語彙の大きさは、外国語ができるようになったと言える目安のもっとも分かりやすいものだと思います。たとえば1000語とか、4000語とかといった数の単語を学習し、記憶したら一段落とするといった具合に、目標としても設定しやすいです。

 

ところで、たとえば4000単語を目標としたときに、1日10単語ずつ覚えれば、400日、一年強で達成できることになるような気がします。しかし、この考え方は、「人は忘れるものだ」ということを忘れてしまっています。
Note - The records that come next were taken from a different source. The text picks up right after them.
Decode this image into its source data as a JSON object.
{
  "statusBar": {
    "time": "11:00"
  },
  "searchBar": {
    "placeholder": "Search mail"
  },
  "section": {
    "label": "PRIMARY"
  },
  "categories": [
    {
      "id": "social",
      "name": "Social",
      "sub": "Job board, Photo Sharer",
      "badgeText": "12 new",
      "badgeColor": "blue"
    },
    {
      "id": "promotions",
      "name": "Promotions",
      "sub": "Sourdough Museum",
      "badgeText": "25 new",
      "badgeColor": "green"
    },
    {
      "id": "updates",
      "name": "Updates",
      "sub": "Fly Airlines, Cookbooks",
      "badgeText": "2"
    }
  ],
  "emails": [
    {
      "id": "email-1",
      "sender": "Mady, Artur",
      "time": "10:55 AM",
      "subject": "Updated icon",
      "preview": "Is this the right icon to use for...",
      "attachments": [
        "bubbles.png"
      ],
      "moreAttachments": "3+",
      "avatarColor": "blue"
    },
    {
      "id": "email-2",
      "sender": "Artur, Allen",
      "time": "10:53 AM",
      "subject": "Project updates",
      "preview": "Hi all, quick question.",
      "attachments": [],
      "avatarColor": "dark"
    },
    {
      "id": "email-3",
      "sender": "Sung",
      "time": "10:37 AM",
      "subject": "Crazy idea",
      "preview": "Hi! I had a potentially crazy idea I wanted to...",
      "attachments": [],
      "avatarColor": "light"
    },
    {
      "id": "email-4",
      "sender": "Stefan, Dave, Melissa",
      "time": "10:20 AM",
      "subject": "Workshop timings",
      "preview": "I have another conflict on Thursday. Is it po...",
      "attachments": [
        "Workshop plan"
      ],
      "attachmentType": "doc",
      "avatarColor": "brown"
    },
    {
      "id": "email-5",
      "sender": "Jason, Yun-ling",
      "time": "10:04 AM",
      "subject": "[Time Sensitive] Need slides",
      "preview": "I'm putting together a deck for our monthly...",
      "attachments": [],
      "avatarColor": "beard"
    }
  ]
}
毎日10単語覚えても、それまでに記憶した単語の一部を忘れてしまうのでは、400日経っても4000語を覚えることはできません。自分がどのくらい忘れてしまうのかを前もって知ることはできませんが、忘れることを前提とした計画を立てることが目標達成には重要ではないかと思います。

 

それでは、どのように計画を立てればいいでしょうか。「毎日一定数の単語を暗記し」、「毎日一定の割合で語彙の一部を忘れてしまう」とすると、語彙の大きさの変化は以下のような微分方程式で表されることになります。

 

dy / dx = r - p * y

 

ここで、yは語彙数、xは時間(ここではとくに日数)、rは一日あたりに暗記する単語数、pは一日あたりに忘れてしまう単語の割合、です。語彙数の変化は、一日に覚える単語の数から、忘れてしまう単語の数を引いたもの、ということです。

 

これをyについて解くと、以下のようになります。

 

y = (1 - e^(- p * x)) * r / p

 

e^(- p * x)はxが大きくなると0に近づきますので、xが大きくなるとyはr / pに近づきますが、これより大きくなることはできません。

 

さて、pの値は人によってもチャレンジしようとする言語によっても変わってくるでしょうが、ここでは、0.001、つまり1000分の1としてみます。毎日、1000単語のうち1つを忘れてしまうわけです。このペースで忘れていった場合、1年語には

 

(1 - 0.001)^365 = 0.694...

 

となり、はじめの7割弱にまで語彙が減ることになります。私自身の感覚としてはもう少し忘れているような気もしますが、そんなに実感とかけ離れているわけでもないので、とりあえずここではこの数字を使ってみます。

 

次に、語彙数の目標を設定してみます。ここでは、とりあえず4000としておきます。とくに根拠があるわけでもありませんが、よく外国語学習の一つの目安とされる数字だからです。このくらいの語彙があれば、少なくとも英語なら、旅行に行って困ることは(発音等の問題は別として)あまりないと思います。

 

この条件のもと、1日10単語ずつ覚えるとします(r=10)。まったく忘れないのであれば400日目に4000語を達成することになりますが、毎日0.1%ずつ忘れてしまうので、400日目の語彙は3297語となります。4000語に到達するのは、511日目のことです。約1年半で上がりとなるわけです。

 

ちなみに、いまの条件では覚えられる最大の語数は10 / 0.001 = 10000と、10000語となりますが、これを達成するのは、Excelで大雑把に計算すると、9904日目のようです(実際には、語彙数の小数点以下をどのように処理するかで変わってきます)。

 

それでは、p = 0.001のままで、一日に覚える単語の数を変化させて、4000語に到達するのが何日目か、計算してみましょう。

 

r = 20: 224日目
r = 30: 144日目
r = 40: 106日目
r = 50: 84日目

 

しかし、実際には毎日こうしたペースで単語を覚え続けるのは至難の業です。よほど根性のある人でない限り、1日5単語くらいが持続できる水準ではないでしょうか。この場合は、4000語到達は1610日目、約4.4年後となります。なかなか気の長い目標です。

 

「1日に0.1%ずつ忘れる」という前提のもとですが、記憶を蓄積するには、上記のように時間がかかります。ものごとには、自分が忘れるということを忘れずに取り組みたいものです。